Essentially a culture of listening is predicated on dialogue which is the key characteristic of what our industry ought to be doing – encouraging dialogue between organisations and publics/stakeholders. Dialogue is only possible if there is some mutual basis for a meaningful discussion. Without knowledge and understanding speaking and listening is essentially a futile exercise. At the same time the practicalities – requirements, instruments, methods – of dialogue vary between markets, cultures and countries. Cultural relativity is a factor in how we operate.
In such a situation, rather than requirements, could we re-direct our focus towards a set of principles which can be operationalized in different ways depending on the organisations and the cultures in which they are followed. This is akin to differing regulatory approaches where one focuses on principles and the other on prescriptions with the latter prompting more and more prescriptions to cater for new eventualities.

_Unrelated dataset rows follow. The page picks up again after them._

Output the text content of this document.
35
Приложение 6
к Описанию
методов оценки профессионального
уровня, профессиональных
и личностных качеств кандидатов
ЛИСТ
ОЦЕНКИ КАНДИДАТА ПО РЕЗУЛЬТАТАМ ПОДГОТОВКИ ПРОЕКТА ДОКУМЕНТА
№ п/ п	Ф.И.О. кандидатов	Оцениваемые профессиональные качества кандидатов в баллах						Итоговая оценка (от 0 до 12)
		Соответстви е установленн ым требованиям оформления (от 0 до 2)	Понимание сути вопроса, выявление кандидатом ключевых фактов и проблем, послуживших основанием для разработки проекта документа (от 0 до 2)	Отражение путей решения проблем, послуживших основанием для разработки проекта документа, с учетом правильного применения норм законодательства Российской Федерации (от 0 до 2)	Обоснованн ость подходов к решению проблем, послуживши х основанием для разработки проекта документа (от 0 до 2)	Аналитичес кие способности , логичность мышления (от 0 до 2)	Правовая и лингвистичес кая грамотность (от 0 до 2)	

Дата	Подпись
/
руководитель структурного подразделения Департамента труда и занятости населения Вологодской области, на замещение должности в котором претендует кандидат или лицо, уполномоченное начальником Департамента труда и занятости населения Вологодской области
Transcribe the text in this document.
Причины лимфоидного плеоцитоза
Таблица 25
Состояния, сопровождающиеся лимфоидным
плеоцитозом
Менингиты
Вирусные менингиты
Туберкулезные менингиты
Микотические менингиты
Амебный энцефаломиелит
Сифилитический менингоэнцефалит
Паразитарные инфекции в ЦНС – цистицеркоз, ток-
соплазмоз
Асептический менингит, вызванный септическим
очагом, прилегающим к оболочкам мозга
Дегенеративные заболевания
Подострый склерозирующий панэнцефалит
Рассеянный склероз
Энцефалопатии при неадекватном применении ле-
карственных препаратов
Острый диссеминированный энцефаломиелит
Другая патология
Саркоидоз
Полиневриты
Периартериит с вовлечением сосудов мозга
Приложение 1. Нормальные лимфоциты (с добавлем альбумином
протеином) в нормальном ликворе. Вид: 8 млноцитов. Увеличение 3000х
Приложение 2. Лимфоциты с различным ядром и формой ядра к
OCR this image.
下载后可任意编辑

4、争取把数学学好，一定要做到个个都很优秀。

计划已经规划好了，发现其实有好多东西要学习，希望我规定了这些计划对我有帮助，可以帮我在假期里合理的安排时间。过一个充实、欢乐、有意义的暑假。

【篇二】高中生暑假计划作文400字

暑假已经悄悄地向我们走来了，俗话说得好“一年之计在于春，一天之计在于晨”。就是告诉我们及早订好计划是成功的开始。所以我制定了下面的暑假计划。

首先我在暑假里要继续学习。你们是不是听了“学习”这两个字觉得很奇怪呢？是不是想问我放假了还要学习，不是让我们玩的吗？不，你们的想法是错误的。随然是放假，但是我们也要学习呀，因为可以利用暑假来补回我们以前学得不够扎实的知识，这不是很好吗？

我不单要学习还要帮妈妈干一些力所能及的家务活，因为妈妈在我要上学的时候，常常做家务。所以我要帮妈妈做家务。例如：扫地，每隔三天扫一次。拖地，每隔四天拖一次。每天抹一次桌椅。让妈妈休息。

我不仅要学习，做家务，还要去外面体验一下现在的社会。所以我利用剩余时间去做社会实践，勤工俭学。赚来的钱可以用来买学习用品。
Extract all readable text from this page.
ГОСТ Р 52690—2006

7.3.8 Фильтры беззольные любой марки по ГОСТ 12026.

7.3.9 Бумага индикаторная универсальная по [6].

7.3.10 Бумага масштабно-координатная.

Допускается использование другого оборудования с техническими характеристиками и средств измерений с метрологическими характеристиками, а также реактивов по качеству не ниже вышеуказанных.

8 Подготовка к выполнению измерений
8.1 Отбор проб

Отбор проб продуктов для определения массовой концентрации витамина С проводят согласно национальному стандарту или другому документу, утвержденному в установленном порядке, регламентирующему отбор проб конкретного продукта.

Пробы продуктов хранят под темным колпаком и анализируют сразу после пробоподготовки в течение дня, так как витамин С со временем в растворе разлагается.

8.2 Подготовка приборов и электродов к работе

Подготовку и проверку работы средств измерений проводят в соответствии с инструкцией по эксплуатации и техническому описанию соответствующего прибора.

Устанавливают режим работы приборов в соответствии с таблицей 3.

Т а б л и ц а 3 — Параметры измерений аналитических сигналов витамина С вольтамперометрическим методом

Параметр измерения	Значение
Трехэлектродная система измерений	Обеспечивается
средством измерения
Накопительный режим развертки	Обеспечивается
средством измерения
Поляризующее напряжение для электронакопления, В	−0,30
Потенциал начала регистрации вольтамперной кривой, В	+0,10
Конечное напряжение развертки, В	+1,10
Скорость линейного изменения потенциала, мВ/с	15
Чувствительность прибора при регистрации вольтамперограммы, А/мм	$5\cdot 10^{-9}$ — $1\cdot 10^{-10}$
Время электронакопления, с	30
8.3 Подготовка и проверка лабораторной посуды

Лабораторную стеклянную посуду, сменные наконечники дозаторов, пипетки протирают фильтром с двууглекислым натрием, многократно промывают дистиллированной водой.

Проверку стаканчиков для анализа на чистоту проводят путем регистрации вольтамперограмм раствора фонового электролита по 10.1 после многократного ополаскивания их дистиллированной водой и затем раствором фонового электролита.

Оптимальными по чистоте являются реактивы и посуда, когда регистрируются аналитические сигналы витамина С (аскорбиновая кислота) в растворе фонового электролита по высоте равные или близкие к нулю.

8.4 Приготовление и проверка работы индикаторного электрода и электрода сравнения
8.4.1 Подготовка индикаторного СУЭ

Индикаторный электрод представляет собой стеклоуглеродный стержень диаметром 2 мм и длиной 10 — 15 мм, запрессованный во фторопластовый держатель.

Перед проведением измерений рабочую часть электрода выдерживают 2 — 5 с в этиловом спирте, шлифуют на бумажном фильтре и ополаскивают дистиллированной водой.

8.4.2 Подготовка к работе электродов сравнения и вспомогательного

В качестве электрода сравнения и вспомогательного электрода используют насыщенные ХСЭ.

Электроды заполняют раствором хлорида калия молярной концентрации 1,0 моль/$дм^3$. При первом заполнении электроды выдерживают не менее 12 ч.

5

To this end some principles on which a culture of listening could be built might be:
1. Creating an organisational and communication vision based on building trust through transparency and meaningful relationships with stakeholders and the wider community.
2. Implementing policies and principles of transparency based on internationally recognised standards for corporate social responsibility, sustainability, financial and governance reporting. (Some egs could be cited under each).
3. Implementing policies and structures which cultivate and maintain enduring stakeholder relationships.
4. Striving to align organisational values and strategies with the public’s interests.
5. Establishing evaluation methodologies which measure and monitor the quality and range of key stakeholder relationship characteristics such as trust, empathy, confidence (any others?)
Please note that points 3. And 5 are rough paraphrases of some of Craig Fleisher’s thinking on public affairs strategic planning models.
Not sure if there is any help but might prompt some further discussion.